Robustness to Distribution Shift
Non-stationary visual and proprioceptive perturbations led to marginal performance drops in standard VLA models. DiG-Flow models exhibited 4–6 points gain in robustness on perturbed LIBERO suites, especially on LIBERO-Long (+14% for cosine perturbation, +17% for sine), demonstrating improved resistance to shortcut correlations and error accumulation.
Real-World Robotic Manipulation
DiG-Flow was validated on a multi-camera, dexterous-hand real robot setup executing four diverse manipulation tasks: stack-bowls, spray-plant, wipe-whiteboard, and sort-into-drawer. With only 50 human demonstrations per task, DiG-Flow improved whole-task and sub-task success rates uniformly, particularly on long-horizon tasks (e.g., sort-into-drawer: +8% whole task success).
Figure 4: Real robot setup with dual cameras and dexterous hand, executing complex manipulation benchmarks.
Figure 5: Qualitative multi-step rollouts by π0.5-DiG in diverse manipulation tasks, showcasing robust behavior under open-loop execution.
Distribution shift experiments (background/sensor changes and human interference) induced severe degradation in baseline models, while DiG-Flow maintained significantly higher robustness in both success rate and error pattern stability.
Figure 6: Testing robustness under background changes and real-time human interference, DiG-Flow sustains policy alignment and generalization.
Design Analysis
Ablation studies underscore the importance of using Wasserstein-based geometric discrepancy in gating and feature modulation. Alternative measures (cosine, MMD) yield moderate gains but are consistently inferior. Fixed or random gating strategies degrade long-horizon task performance substantially (−12 to −16%), compared to discrepancy-guided transport gating.
Hyperparameter analysis validates method robustness with respect to most choices, provided residual strength and gating temperature are coordinated to keep effective step size moderate. Empirical monitoring of transport cost demonstrates non-trivial stabilization, confirming that the discrepancy acts as a discriminative signal rather than a loss term to be minimized outright.
Implications and Future Directions
DiG-Flow presents a scalable, backbone-agnostic mechanism for enhancing VLA robustness against distributional drift, shortcut learning, and feature misalignment without altering core generative architectures. Theoretical characterization enables method extension to other domains with geometric action-observation misalignment.
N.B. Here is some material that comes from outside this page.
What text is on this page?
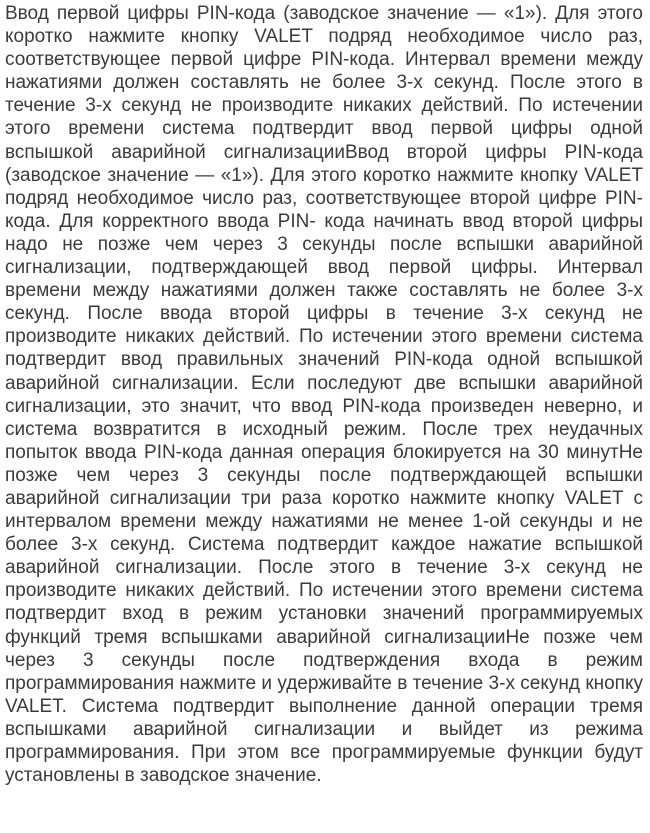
Ввод первой цифры PIN-кода (заводское значение — «1»). Для этого коротко нажмите кнопку VALET подряд необходимое число раз, соответствующее первой цифре PIN-кода. Интервал времени между нажатиями должен составлять не более 3-х секунд. После этого в течение 3-х секунд не производите никаких действий. По истечении этого времени система подтвердит ввод первой цифры одной вспышкой аварийной сигнализацииВвод второй цифры PIN-кода (заводское значение — «1»). Для этого коротко нажмите кнопку VALET подряд необходимое число раз, соответствующее второй цифре PIN-кода. Для корректного ввода PIN- кода начинать ввод второй цифры надо не позже чем через 3 секунды после вспышки аварийной сигнализации, подтверждающей ввод первой цифры. Интервал времени между нажатиями должен также составлять не более 3-х секунд. После ввода второй цифры в течение 3-х секунд не производите никаких действий. По истечении этого времени система подтвердит ввод правильных значений PIN-кода одной вспышкой аварийной сигнализации. Если последуют две вспышки аварийной сигнализации, это значит, что ввод PIN-кода произведен неверно, и система возвратится в исходный режим. После трех неудачных попыток ввода PIN-кода данная операция блокируется на 30 минутНе позже чем через 3 секунды после подтверждающей вспышки аварийной сигнализации три раза коротко нажмите кнопку VALET с интервалом времени между нажатиями не менее 1-ой секунды и не более 3-х секунд. Система подтвердит каждое нажатие вспышкой аварийной сигнализации. После этого в течение 3-х секунд не производите никаких действий. По истечении этого времени система подтвердит вход в режим установки значений программируемых функций тремя вспышками аварийной сигнализацииНе позже чем через 3 секунды после подтверждения входа в режим программирования нажмите и удерживайте в течение 3-х секунд кнопку VALET. Система подтвердит выполнение данной операции тремя вспышками аварийной сигнализации и выйдет из режима программирования. При этом все программируемые функции будут установлены в заводское значение.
Potential future developments include integration with self-supervised or RL regimes, adoption of more robust discrepancy estimates, and deployment on higher-DoF platforms and other sensor modalities.
Conclusion
DiG-Flow introduces discrepancy-guided regularization for VLA models through optimal transport-based geometric signals, enabling more robust policy generation and enhanced resistance to spurious pattern exploitation. Both theoretical guarantees and extensive empirical evaluations in simulation and real-world environments substantiate its efficacy. The residual update mechanism and gating protocol allow non-intrusive integration, fostering generalizability and scalable deployment in robot learning systems.